Takahiro Kanazawa: “After Life,” produced by British actor and director Ricky Gervais, just came out on Netflix. Tony, working for a local paper in a small town in England, unexpectedly loses his wife from breast cancer and his nice-guy persona transforms into an arrogant, impulsive and sarcastic attitude. Although he considers suicide, he begins to slowly accept his loss as he encounters quirky and curious characters. The soundtrack, which includes Daughter’s “Youth,” plays a huge part in the drama and I’m really excited to see where it develops in season 2.

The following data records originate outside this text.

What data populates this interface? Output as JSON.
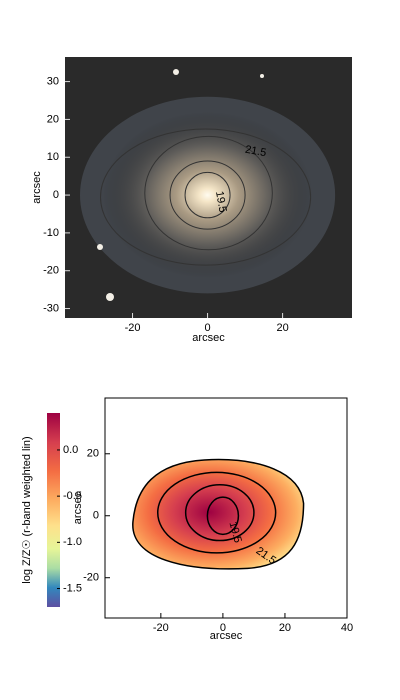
{
  "chart_data": [
    {
      "type": "image",
      "xlabel": "arcsec",
      "ylabel": "arcsec",
      "xlim": [
        -38,
        38.5
      ],
      "ylim": [
        -32.5,
        36.5
      ],
      "xticks": [
        -20,
        0,
        20
      ],
      "yticks": [
        -30,
        -20,
        -10,
        0,
        10,
        20,
        30
      ],
      "contour_levels": [
        21.5,
        19.5
      ]
    },
    {
      "type": "map",
      "xlabel": "arcsec",
      "ylabel": "arcsec",
      "xlim": [
        -38,
        40
      ],
      "ylim": [
        -33,
        38
      ],
      "xticks": [
        -20,
        0,
        20,
        40
      ],
      "yticks": [
        -20,
        0,
        20
      ],
      "contour_levels": [
        21.5,
        19.5
      ],
      "colorbar": {
        "label": "log Z/Z☉ (r-band weighted lin)",
        "lim": [
          -1.7,
          0.4
        ],
        "ticks": [
          {
            "value": 0,
            "label": "0.0"
          },
          {
            "value": -0.5,
            "label": "-0.5"
          },
          {
            "value": -1,
            "label": "-1.0"
          },
          {
            "value": -1.5,
            "label": "-1.5"
          }
        ]
      }
    }
  ]
}
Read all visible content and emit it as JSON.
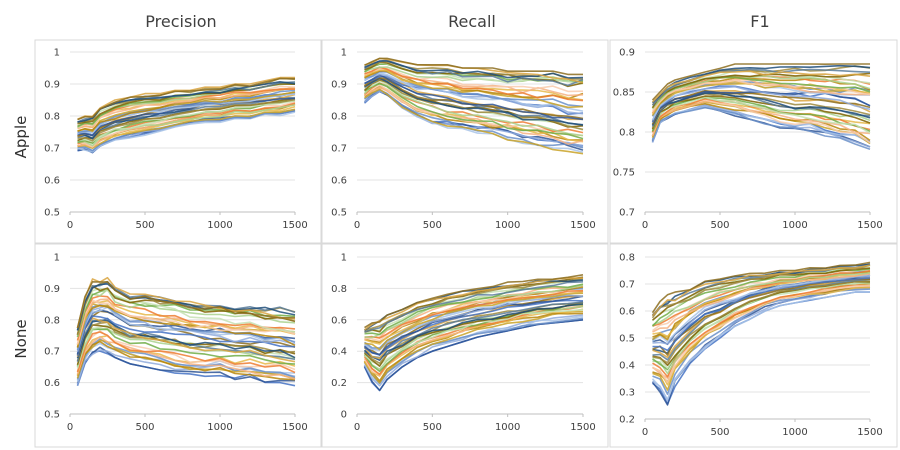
{
  "columns": [
    "Precision",
    "Recall",
    "F1"
  ],
  "rows": [
    "Apple",
    "None"
  ],
  "chart_data": [
    {
      "type": "line",
      "row": "Apple",
      "metric": "Precision",
      "x": [
        50,
        100,
        150,
        200,
        300,
        400,
        500,
        600,
        700,
        800,
        900,
        1000,
        1100,
        1200,
        1300,
        1400,
        1500
      ],
      "ylim": [
        0.5,
        1
      ],
      "yticks": [
        0.5,
        0.6,
        0.7,
        0.8,
        0.9,
        1
      ],
      "xticks": [
        0,
        500,
        1000,
        1500
      ],
      "band": {
        "low": [
          0.69,
          0.69,
          0.68,
          0.7,
          0.72,
          0.73,
          0.74,
          0.75,
          0.76,
          0.77,
          0.78,
          0.78,
          0.79,
          0.79,
          0.8,
          0.8,
          0.81
        ],
        "high": [
          0.79,
          0.8,
          0.8,
          0.83,
          0.85,
          0.86,
          0.87,
          0.87,
          0.88,
          0.88,
          0.89,
          0.89,
          0.9,
          0.9,
          0.91,
          0.92,
          0.92
        ]
      },
      "n_series": 40
    },
    {
      "type": "line",
      "row": "Apple",
      "metric": "Recall",
      "x": [
        50,
        100,
        150,
        200,
        300,
        400,
        500,
        600,
        700,
        800,
        900,
        1000,
        1100,
        1200,
        1300,
        1400,
        1500
      ],
      "ylim": [
        0.5,
        1
      ],
      "yticks": [
        0.5,
        0.6,
        0.7,
        0.8,
        0.9,
        1
      ],
      "xticks": [
        0,
        500,
        1000,
        1500
      ],
      "band": {
        "low": [
          0.84,
          0.86,
          0.87,
          0.86,
          0.82,
          0.79,
          0.77,
          0.76,
          0.75,
          0.74,
          0.73,
          0.72,
          0.71,
          0.7,
          0.69,
          0.68,
          0.67
        ],
        "high": [
          0.96,
          0.97,
          0.98,
          0.98,
          0.97,
          0.96,
          0.96,
          0.96,
          0.95,
          0.95,
          0.95,
          0.94,
          0.94,
          0.94,
          0.94,
          0.93,
          0.93
        ]
      },
      "n_series": 40
    },
    {
      "type": "line",
      "row": "Apple",
      "metric": "F1",
      "x": [
        50,
        100,
        150,
        200,
        300,
        400,
        500,
        600,
        700,
        800,
        900,
        1000,
        1100,
        1200,
        1300,
        1400,
        1500
      ],
      "ylim": [
        0.7,
        0.9
      ],
      "yticks": [
        0.7,
        0.75,
        0.8,
        0.85,
        0.9
      ],
      "xticks": [
        0,
        500,
        1000,
        1500
      ],
      "band": {
        "low": [
          0.785,
          0.81,
          0.815,
          0.82,
          0.825,
          0.83,
          0.825,
          0.82,
          0.815,
          0.81,
          0.805,
          0.8,
          0.8,
          0.795,
          0.79,
          0.785,
          0.775
        ],
        "high": [
          0.84,
          0.85,
          0.86,
          0.865,
          0.87,
          0.875,
          0.88,
          0.885,
          0.885,
          0.885,
          0.885,
          0.885,
          0.885,
          0.885,
          0.885,
          0.885,
          0.885
        ]
      },
      "n_series": 40
    },
    {
      "type": "line",
      "row": "None",
      "metric": "Precision",
      "x": [
        50,
        100,
        150,
        200,
        250,
        300,
        400,
        500,
        600,
        700,
        800,
        900,
        1000,
        1100,
        1200,
        1300,
        1400,
        1500
      ],
      "ylim": [
        0.5,
        1
      ],
      "yticks": [
        0.5,
        0.6,
        0.7,
        0.8,
        0.9,
        1
      ],
      "xticks": [
        0,
        500,
        1000,
        1500
      ],
      "band": {
        "low": [
          0.59,
          0.66,
          0.69,
          0.7,
          0.69,
          0.68,
          0.66,
          0.65,
          0.64,
          0.63,
          0.62,
          0.62,
          0.62,
          0.61,
          0.61,
          0.6,
          0.6,
          0.59
        ],
        "high": [
          0.78,
          0.88,
          0.93,
          0.93,
          0.94,
          0.91,
          0.89,
          0.89,
          0.88,
          0.88,
          0.87,
          0.86,
          0.86,
          0.85,
          0.85,
          0.84,
          0.84,
          0.83
        ]
      },
      "n_series": 40
    },
    {
      "type": "line",
      "row": "None",
      "metric": "Recall",
      "x": [
        50,
        100,
        150,
        200,
        300,
        400,
        500,
        600,
        700,
        800,
        900,
        1000,
        1100,
        1200,
        1300,
        1400,
        1500
      ],
      "ylim": [
        0,
        1
      ],
      "yticks": [
        0,
        0.2,
        0.4,
        0.6,
        0.8,
        1
      ],
      "xticks": [
        0,
        500,
        1000,
        1500
      ],
      "band": {
        "low": [
          0.3,
          0.2,
          0.15,
          0.22,
          0.3,
          0.36,
          0.4,
          0.43,
          0.46,
          0.49,
          0.51,
          0.53,
          0.55,
          0.57,
          0.58,
          0.59,
          0.6
        ],
        "high": [
          0.55,
          0.58,
          0.6,
          0.63,
          0.67,
          0.71,
          0.74,
          0.77,
          0.79,
          0.81,
          0.82,
          0.84,
          0.85,
          0.86,
          0.87,
          0.88,
          0.89
        ]
      },
      "n_series": 40
    },
    {
      "type": "line",
      "row": "None",
      "metric": "F1",
      "x": [
        50,
        100,
        150,
        200,
        300,
        400,
        500,
        600,
        700,
        800,
        900,
        1000,
        1100,
        1200,
        1300,
        1400,
        1500
      ],
      "ylim": [
        0.2,
        0.8
      ],
      "yticks": [
        0.2,
        0.3,
        0.4,
        0.5,
        0.6,
        0.7,
        0.8
      ],
      "xticks": [
        0,
        500,
        1000,
        1500
      ],
      "band": {
        "low": [
          0.33,
          0.3,
          0.25,
          0.32,
          0.4,
          0.46,
          0.5,
          0.54,
          0.57,
          0.6,
          0.62,
          0.63,
          0.64,
          0.65,
          0.66,
          0.67,
          0.67
        ],
        "high": [
          0.6,
          0.64,
          0.66,
          0.67,
          0.69,
          0.71,
          0.72,
          0.73,
          0.74,
          0.74,
          0.75,
          0.75,
          0.76,
          0.76,
          0.77,
          0.77,
          0.78
        ]
      },
      "n_series": 40
    }
  ],
  "palette": [
    "#4472c4",
    "#2e5597",
    "#8faadc",
    "#a9c4e8",
    "#6a8fc8",
    "#c9a227",
    "#b8860b",
    "#e6b84a",
    "#f4b183",
    "#f8cbad",
    "#ed7d31",
    "#a9d18e",
    "#70ad47",
    "#c5e0b4",
    "#7f6000",
    "#9e8a3e",
    "#5a7d9a",
    "#1f4e79",
    "#d9a441",
    "#8c6d1f"
  ]
}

Paul McInnes: HBO’s political comedy “Veep” gets stronger every season. This year sees the last installment of the show as career politician Selina Meyer, played brilliantly by Julia Louis-Dreyfus, has one last attempt at the presidency. Acerbic and often very close to the bone, it’s the best political comedy to come out of the U.S. and is more in line with British political satires such as the BBC’s “The Thick ofIt” (by series creator Armando Iannucci) and the original BBC series “House of Cards.”

Camille Miller: From autobiography to manga to 10-part Netflix series, “My Husband Won’t Fit” has done well to reel audiences in via its provocative title (surprisingly suggestive for Japanese media) and curious storyline following the quiet yet impossibly frustrating lives of a couple unable to have sex. Kumiko, a placid and docile personality, falls in love with the compassionate Kenichi, who is apparently so well-endowed that he — well, doesn’t fit. Far from erotic, the show is a serious, melancholy reflection of marital struggles and shifting definitions of love.